One of the final points that was noted in relation to my work was about the particular space of Burnham Overy Staithe and the idea of attempting to go back in time or revisit a place containing memories from the past. It was suggested that via the process of revisiting and reconnecting with a particular place and the memories stored there attempting to physically depict this would be more effective if it was done in an abstract, hypothetical fashion, rather than in a figurative and representational manner.

'With the painting the inspiration comes from the process of the work itself... like music (making the work) is an emotional experience. It's a visual language and it's almost impossible to put words to it.' (huckmagazine, 2015)

An artist, whose works deals with ideas around dislocation and alienation who subjects his imagery to number of different processes as well as working across a variety of mediums is the artist Christopher Wool.
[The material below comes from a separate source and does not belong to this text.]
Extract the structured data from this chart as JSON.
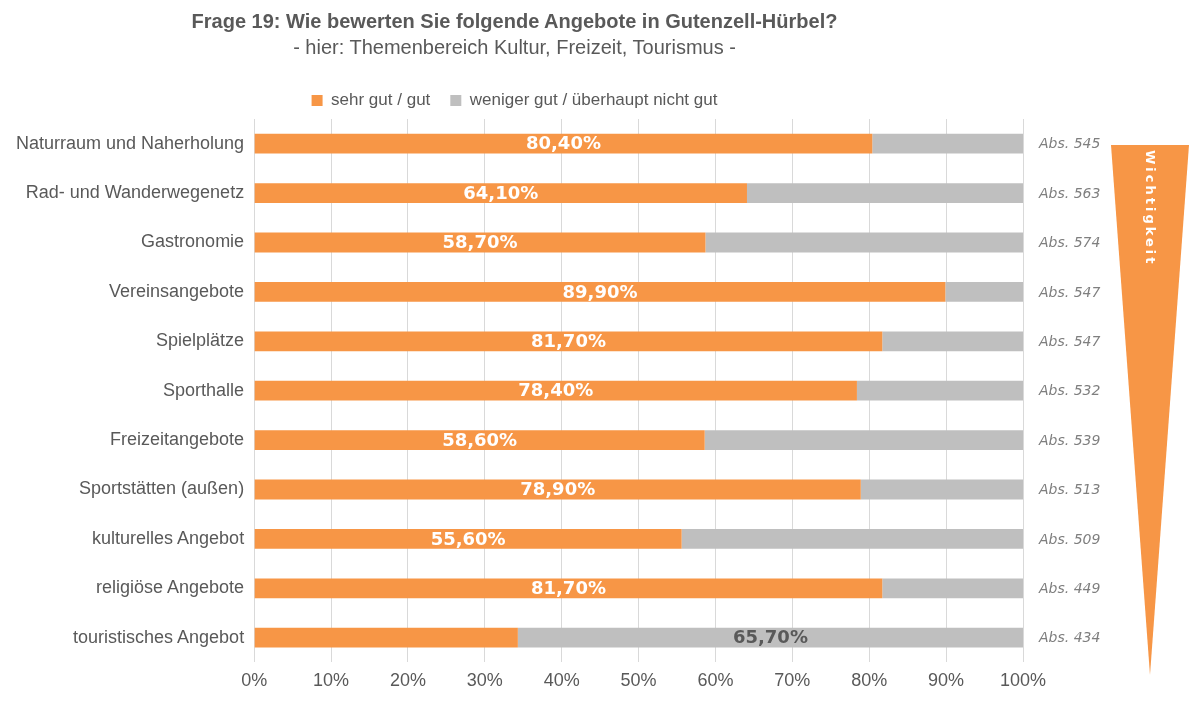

Christopher Wool's recent paintings address the experience of bringing us closer to an understanding of the creative dislocation we share with a metropolis we know we can neither inhabit or escape. A sprayed line of enamel covers a canvas, while on another canvas the same looping line recurs as a screen print. The painting is always relocated or dislocated and systematically amputated from the moment and the place of work. Wool photographs a line in order to create a silkscreen that repeats it however many times, the colours in higher and lower resolution, introducting an additional level of disorientation. 

Christopher Wool, Untitled, 2009, Enamel, Silkscreen, Spray Paint on Paper

 This systematic repetition across mediums creates the effect of dislocation and alienation, allowing for any number of transformative possibilities. Via the use of printing Wool exploits the print's power of repetition meaning that new and different marks and gestures are created from the middle of the work. As the work builds up and accumulates it is simultaneously lost, buried and decomposed. Images of painterly information are cycled through a process causing gestures to drift and return outside of each other, recombining elsewhere with others. 


Christopher Wool, Untitled, 2009, Enamel, Silkscreen, Spray Paint on Paper.
The use of the digital camera in the process affects the sharpness and the grain of the source image as this information is cycled through a process involving a camera, a screen plus other means of mediums the original gesture becomes dislocated and resituated from its origins.
Christopher Wool, 2001, Minor Mishap, Enamel and Silkscreen on Linen

huckmagazine (2015) Christopher Wood (internet) available at www.huckmagazine.com/art-and-culture/art-2/christopher-wool/

Sacks, O (2013) 'Hallucinations.' London: Picador; Main Market Ed. edition.